You've got to give Howard Dean credit for chutzpah if nothing else.

But he might want to wonder if the White House is worth fighting with your own folks over a few (million) shekels.

The Democratic National Committee chairman has finally realized that his effort to teach state Democratic parties a lesson has backfired and he must prevent his spat with Michigan and Florida from ruining the party's national convention.

If not, the Democrats face the kind of convention that could both badly split the party and provide a televised drama that might well make millions of voters reconsider their initial inclination to toss the Republicans from power.

Sen. Hillary Rodham Clinton's Texas and Ohio victories made clear that the Democrats must deal with the Florida and Michigan problem sooner rather than later.

Dean now wants each of them to have "do over" votes to pick the convention delegates he stripped from them.

But he insists that because the state parties created the problem to begin with, they must pay the many millions of dollars such primaries or caucuses would cost.

Dean, who has been known to let out a scream or two, might have been doing just that when her victories forced him to reconsider his position that Florida and Michigan didn't deserve representation.

If Dean can't orchestrate a solution, then he could preside over the kind of divisive convention fight that has not been seen in almost a century, and make GOP nominee-in-waiting John McCain very happy.

But this time there would be television cameras to capture every moment.

That would generate wonderful TV ratings but probably split the party badly - and turn off independent voters - heading into the November election.

For those of you who have been visiting Venus, Dean and his DNC decided to teach Florida and Michigan a lesson.

Those states held their primaries before he said they could, so he and the DNC ruled their votes would not pick any delegates.

It was an easy decision at the time last year.

The DNC made an example of Florida and Michigan so that other states would not in the future challenge its authority.

Editorialists applauded the DNC for bringing order to the chaotic process.

Everyone expected Clinton would sew up the nomination early. It was assumed that she would then, as the leader of the party, magnanimously seat those states' delegations and the whole problem would go away.

But a funny thing (well, not to Dean and the DNC) happened on the way to the convention. Obama became a serious rival for the nomination, and the primaries took on a whole different look.

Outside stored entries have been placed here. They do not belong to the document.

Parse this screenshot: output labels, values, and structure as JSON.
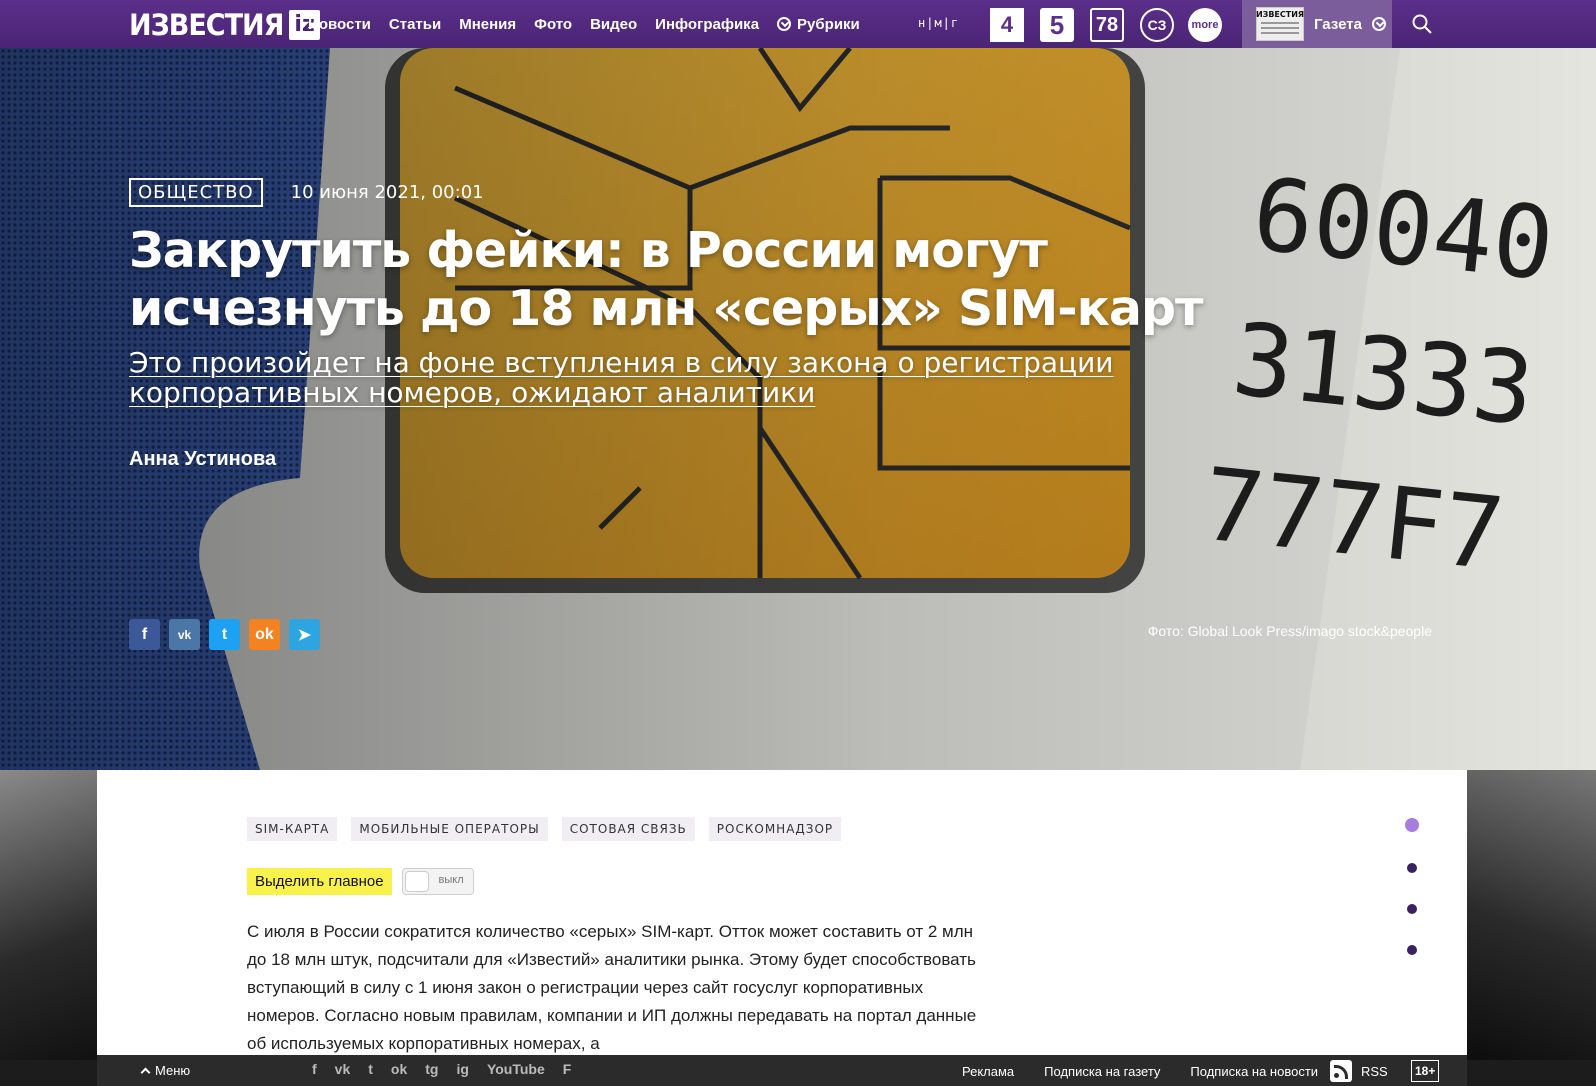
{
  "header": {
    "logo_text": "ИЗВЕСТИЯ",
    "logo_badge": "iz",
    "nav": [
      "Новости",
      "Статьи",
      "Мнения",
      "Фото",
      "Видео",
      "Инфографика"
    ],
    "rubrics_label": "Рубрики",
    "nmg_text": "н|м|г",
    "channels": {
      "ch4": "4",
      "ch5": "5",
      "ch78": "78",
      "zvezda": "СЗ",
      "more": "more"
    },
    "gazeta_thumb": "ИЗВЕСТИЯ",
    "gazeta_label": "Газета",
    "search_icon": "search-icon"
  },
  "hero": {
    "rubric": "ОБЩЕСТВО",
    "date": "10 июня 2021, 00:01",
    "headline": "Закрутить фейки: в России могут исчезнуть до 18 млн «серых» SIM-карт",
    "lede": "Это произойдет на фоне вступления в силу закона о регистрации корпоративных номеров, ожидают аналитики",
    "author": "Анна Устинова",
    "photo_credit": "Фото: Global Look Press/imago stock&people",
    "sim_numbers": [
      "60040",
      "31333",
      "777F7"
    ],
    "share": {
      "fb": "f",
      "vk": "vk",
      "tw": "t",
      "ok": "ok",
      "tg": "➤"
    }
  },
  "article": {
    "tags": [
      "SIM-КАРТА",
      "МОБИЛЬНЫЕ ОПЕРАТОРЫ",
      "СОТОВАЯ СВЯЗЬ",
      "РОСКОМНАДЗОР"
    ],
    "highlight_label": "Выделить главное",
    "toggle_state": "выкл",
    "body": "С июля в России сократится количество «серых» SIM-карт. Отток может составить от 2 млн до 18 млн штук, подсчитали для «Известий» аналитики рынка. Этому будет способствовать вступающий в силу с 1 июня закон о регистрации через сайт госуслуг корпоративных номеров. Согласно новым правилам, компании и ИП должны передавать на портал данные об используемых корпоративных номерах, а"
  },
  "footer": {
    "menu_label": "Меню",
    "social": [
      "f",
      "vk",
      "t",
      "ok",
      "tg",
      "ig",
      "YouTube",
      "F"
    ],
    "links": [
      "Реклама",
      "Подписка на газету",
      "Подписка на новости"
    ],
    "rss_label": "RSS",
    "age_label": "18+"
  },
  "colors": {
    "brand_purple": "#4a2475",
    "highlight_yellow": "#f8f24a",
    "active_dot": "#a97de0"
  }
}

This nomination fight could well go for months and perhaps all the way to the Aug. 25-28 convention in Denver. It is impossible to imagine the Democratic Party - the folks whose mantra is "count every vote" - will allow just 48 states to pick the nominee.

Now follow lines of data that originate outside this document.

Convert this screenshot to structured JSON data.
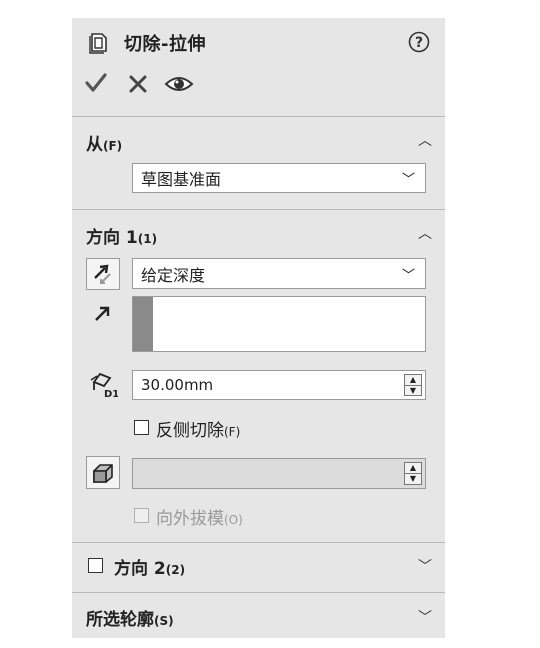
{
  "header": {
    "title": "切除-拉伸",
    "help_icon": "help-icon",
    "actions": {
      "ok_icon": "checkmark-icon",
      "cancel_icon": "close-icon",
      "preview_icon": "eye-icon"
    }
  },
  "from_section": {
    "label": "从",
    "shortcut": "(F)",
    "selected": "草图基准面"
  },
  "direction1": {
    "label": "方向 1",
    "shortcut": "(1)",
    "end_condition": "给定深度",
    "depth_value": "30.00mm",
    "flip_side_label": "反侧切除",
    "flip_side_shortcut": "(F)",
    "flip_side_checked": false,
    "draft_value": "",
    "draft_outward_label": "向外拔模",
    "draft_outward_shortcut": "(O)",
    "draft_outward_enabled": false
  },
  "direction2": {
    "label": "方向 2",
    "shortcut": "(2)",
    "checked": false
  },
  "selected_contours": {
    "label": "所选轮廓",
    "shortcut": "(S)"
  },
  "colors": {
    "panel_bg": "#e6e6e6",
    "separator": "#b9b9b9",
    "accent_bar": "#8a8a8a"
  }
}
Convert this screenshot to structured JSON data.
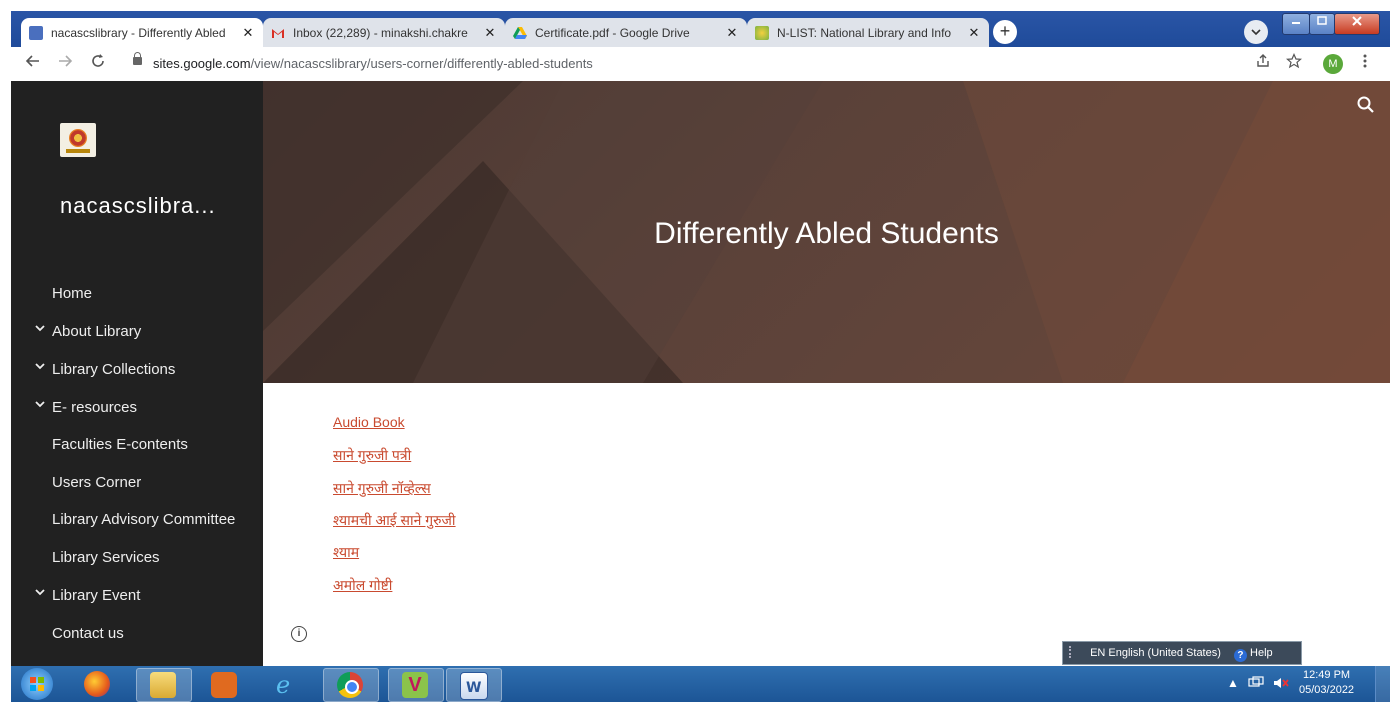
{
  "browser": {
    "tabs": [
      {
        "label": "nacascslibrary - Differently Abled",
        "icon": "google-sites-icon",
        "active": true
      },
      {
        "label": "Inbox (22,289) - minakshi.chakre",
        "icon": "gmail-icon",
        "active": false
      },
      {
        "label": "Certificate.pdf - Google Drive",
        "icon": "google-drive-icon",
        "active": false
      },
      {
        "label": "N-LIST: National Library and Info",
        "icon": "nlist-icon",
        "active": false
      }
    ],
    "close_glyph": "✕",
    "new_tab_glyph": "+",
    "url_host": "sites.google.com",
    "url_path": "/view/nacascslibrary/users-corner/differently-abled-students",
    "profile_initial": "M"
  },
  "sidebar": {
    "site_name": "nacascslibra...",
    "items": [
      {
        "label": "Home",
        "expandable": false
      },
      {
        "label": "About Library",
        "expandable": true
      },
      {
        "label": "Library Collections",
        "expandable": true
      },
      {
        "label": "E- resources",
        "expandable": true
      },
      {
        "label": "Faculties E-contents",
        "expandable": false
      },
      {
        "label": "Users Corner",
        "expandable": false
      },
      {
        "label": "Library Advisory Committee",
        "expandable": false
      },
      {
        "label": "Library Services",
        "expandable": false
      },
      {
        "label": "Library Event",
        "expandable": true
      },
      {
        "label": "Contact us",
        "expandable": false
      }
    ]
  },
  "hero": {
    "title": "Differently Abled Students"
  },
  "content": {
    "links": [
      "Audio Book ",
      "साने गुरुजी पत्री ",
      "साने गुरुजी नॉव्हेल्स ",
      "श्यामची आई साने गुरुजी ",
      "श्याम ",
      "अमोल गोष्टी "
    ]
  },
  "language_bar": {
    "language": "EN English (United States)",
    "help": "Help"
  },
  "taskbar": {
    "time": "12:49 PM",
    "date": "05/03/2022"
  },
  "colors": {
    "link": "#c94a2f",
    "sidebar_bg": "#212121",
    "hero_bg": "#5a4139",
    "tabstrip": "#1f4b9a"
  }
}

Clinton won the Florida and Michigan primaries easily, but no candidates campaigned in either state, per the DNC rules. In Michigan, Obama's name wasn't even on the ballot. But Clinton got no delegates for her trouble.

Her supporters now say the results from those primaries should count, even though that would mean Obama would be penalized for following party rules and staying out.

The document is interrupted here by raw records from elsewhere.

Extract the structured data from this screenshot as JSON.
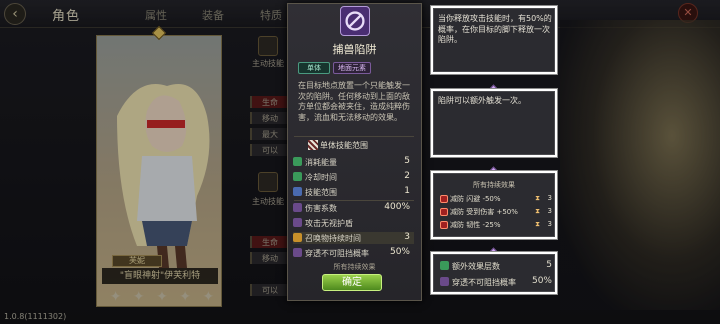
{
  "header": {
    "title": "角色",
    "tabs": [
      "属性",
      "装备",
      "特质"
    ]
  },
  "hero": {
    "name": "芙妮",
    "title": "\"盲眼神射\"伊芙利特",
    "star_count": 5
  },
  "version": "1.0.8(1111302)",
  "bg_skill_list": {
    "labels": [
      "主动技能",
      "生命",
      "移动",
      "最大",
      "可以",
      "主动技能",
      "生命",
      "移动",
      "可以"
    ]
  },
  "popup": {
    "skill_name": "捕兽陷阱",
    "tags": [
      "单体",
      "地面元素"
    ],
    "description": "在目标地点放置一个只能触发一次的陷阱。任何移动到上面的敌方单位都会被夹住，造成纯粹伤害，流血和无法移动的效果。",
    "range_label": "单体技能范围",
    "stats": [
      {
        "label": "消耗能量",
        "value": "5",
        "color": "#3a9a5a"
      },
      {
        "label": "冷却时间",
        "value": "2",
        "color": "#3a9a5a"
      },
      {
        "label": "技能范围",
        "value": "1",
        "color": "#4a6ab0"
      },
      {
        "label": "伤害系数",
        "value": "400%",
        "color": "#6a4a8a"
      },
      {
        "label": "攻击无视护盾",
        "value": "",
        "color": "#6a4a8a"
      },
      {
        "label": "召唤物持续时间",
        "value": "3",
        "color": "#c8902a"
      },
      {
        "label": "穿透不可阻挡概率",
        "value": "50%",
        "color": "#6a4a8a"
      }
    ],
    "footer_label": "所有持续效果",
    "confirm_label": "确定"
  },
  "tooltips": {
    "top": "当你释放攻击技能时，有50%的概率，在你目标的脚下释放一次陷阱。",
    "middle": "陷阱可以额外触发一次。",
    "effects_title": "所有持续效果",
    "effects": [
      {
        "label": "减防  闪避 -50%",
        "turns": "3"
      },
      {
        "label": "减防  受到伤害 +50%",
        "turns": "3"
      },
      {
        "label": "减防  韧性 -25%",
        "turns": "3"
      }
    ],
    "extra": [
      {
        "label": "额外效果层数",
        "value": "5",
        "color": "#3a9a5a"
      },
      {
        "label": "穿透不可阻挡概率",
        "value": "50%",
        "color": "#6a4a8a"
      }
    ]
  },
  "colors": {
    "accent_green": "#7ab83a",
    "skill_purple": "#4a2e72",
    "debuff_red": "#a02020"
  }
}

The easy way out would be to get all sides to agree to split the Michigan and Florida delegates. But why would Clinton or Obama sign a deal that gave the other an edge?

What's left is a "do over."

It seems highly unlikely that either state legislature would hold another primary, because that would cost taxpayers millions.

The likely alternative is some sort of primary or caucus run by the Democratic Party. Those, too, would be expensive, and the Democrats would have to pay for them.

But Dean wants the state parties to pay and they say they don't have the money. Dean says the DNC needs its pennies to fight those big, bad Republicans.

Of course, given the prolific fundraising the Democrats have demonstrated this year, some fat cat might write a check to finance the whole thing.

But that could have its own downside in media coverage, not to mention whether such a donation would be legal.

After all, we've never been here before.

But one thing is certain.

If the Democrats don't get the problem behind them, they will have to pay the piper at the convention with a credentials-fight Armageddon.

Teaching the states a lesson probably doesn't seem like such a good idea now, does it, Howard?